57 minutos con la realidad (Intuition, 1996)
I «57 minuti con la realtà» che parafrasano un suo titolo qui compreso (dove i minuti sono tre) sono uno splendido abbozzo, uno schizzo impreciso ma fumigante di dove sarebbe andata la musica di Piazzolla, se il Signore delle Milonghe gli avesse concesso qualche altro anno. Kip Hanrahan ha curato con grazia e acribia certosina il lavoro di ri-cucitura di questi materiali frammentari incandescenti, facendone scaturire un piccolo e struggente capolavoro finale. La formazione è l’ultimissima, quella dove Piazzolla aveva ammesso un secondo bandoneon, Daniel Binelli, quasi uno specchio in cui guardare la propria musica esplodere.

The Rough Dancer and the Cyclical Night (Tango apasionado) ( Nonesuch, 1989)

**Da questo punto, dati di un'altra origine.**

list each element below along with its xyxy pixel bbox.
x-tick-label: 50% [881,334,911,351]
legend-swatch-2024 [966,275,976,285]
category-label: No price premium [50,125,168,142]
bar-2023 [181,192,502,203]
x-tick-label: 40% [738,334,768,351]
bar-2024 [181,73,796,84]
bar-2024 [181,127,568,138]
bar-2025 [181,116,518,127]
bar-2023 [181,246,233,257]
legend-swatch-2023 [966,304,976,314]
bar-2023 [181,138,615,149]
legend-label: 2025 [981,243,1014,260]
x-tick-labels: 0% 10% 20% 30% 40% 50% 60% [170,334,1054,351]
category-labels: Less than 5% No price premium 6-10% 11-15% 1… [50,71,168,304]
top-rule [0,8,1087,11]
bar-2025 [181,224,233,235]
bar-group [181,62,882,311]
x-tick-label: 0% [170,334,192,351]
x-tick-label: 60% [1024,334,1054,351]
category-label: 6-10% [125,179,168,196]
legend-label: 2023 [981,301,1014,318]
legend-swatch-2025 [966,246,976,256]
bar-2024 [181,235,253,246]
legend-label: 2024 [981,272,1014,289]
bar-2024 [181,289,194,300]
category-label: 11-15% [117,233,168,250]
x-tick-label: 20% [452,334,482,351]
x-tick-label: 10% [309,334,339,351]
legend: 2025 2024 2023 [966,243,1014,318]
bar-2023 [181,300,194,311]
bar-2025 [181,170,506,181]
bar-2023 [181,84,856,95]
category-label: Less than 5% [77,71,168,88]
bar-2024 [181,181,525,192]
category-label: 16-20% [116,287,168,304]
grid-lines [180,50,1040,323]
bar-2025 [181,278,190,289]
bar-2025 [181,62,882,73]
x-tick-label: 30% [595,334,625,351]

Registrazioni a New York dall’agosto e settembre 1987, medesimo periodo de La Camorra. Un «labirinto di vetro e di specchi», per dirla con le parole usate nelle note da Fernando Gonzales. Qui Piazzolla, con un doppio salto mortale ritorna alle origini mitiche del tango oscuro e lascivo, quello che affascinava Borges, e il «rozzo ballerino» che passa le sue «notti cicliche» è il simbolo di qualcosa di pericoloso, di una minaccia incombente che travalica i decenni della mitografia del tango. Formazione con violino, piano, sax contralto e clarinetto, basso, e la chitarra elettrica serpentina di Rodolfo Alchourrón.

Kronos Quartet Astor Piazzolla Five Tango Sensations (Nonesuch,1991)
Un disco breve come un sospiro, ma di un’intensità ragguardevole. Un bel modo, per Piazzolla, per rimettere a posto la questione di una vita, quella di essere stato anche un compositore formato in senso classico, e al contempo di aver saputo e voluto penetrare, invece, nelle pieghe più riposte e nelle nicchie più promettenti e visionarie del tango come musica di ascendenza afroamericana. Bandoneon e quartetto d’archi sulle composizioni di Piazzolla legano con una naturalezza apparente che è invece, come sempre, frutto di una calibratura timbrica pressoché perfetta: raggiunta, raccontano i membri dello storico ensemble, in appena un paio d’ore totali per conoscere le parti, accendere i microfoni e incidere.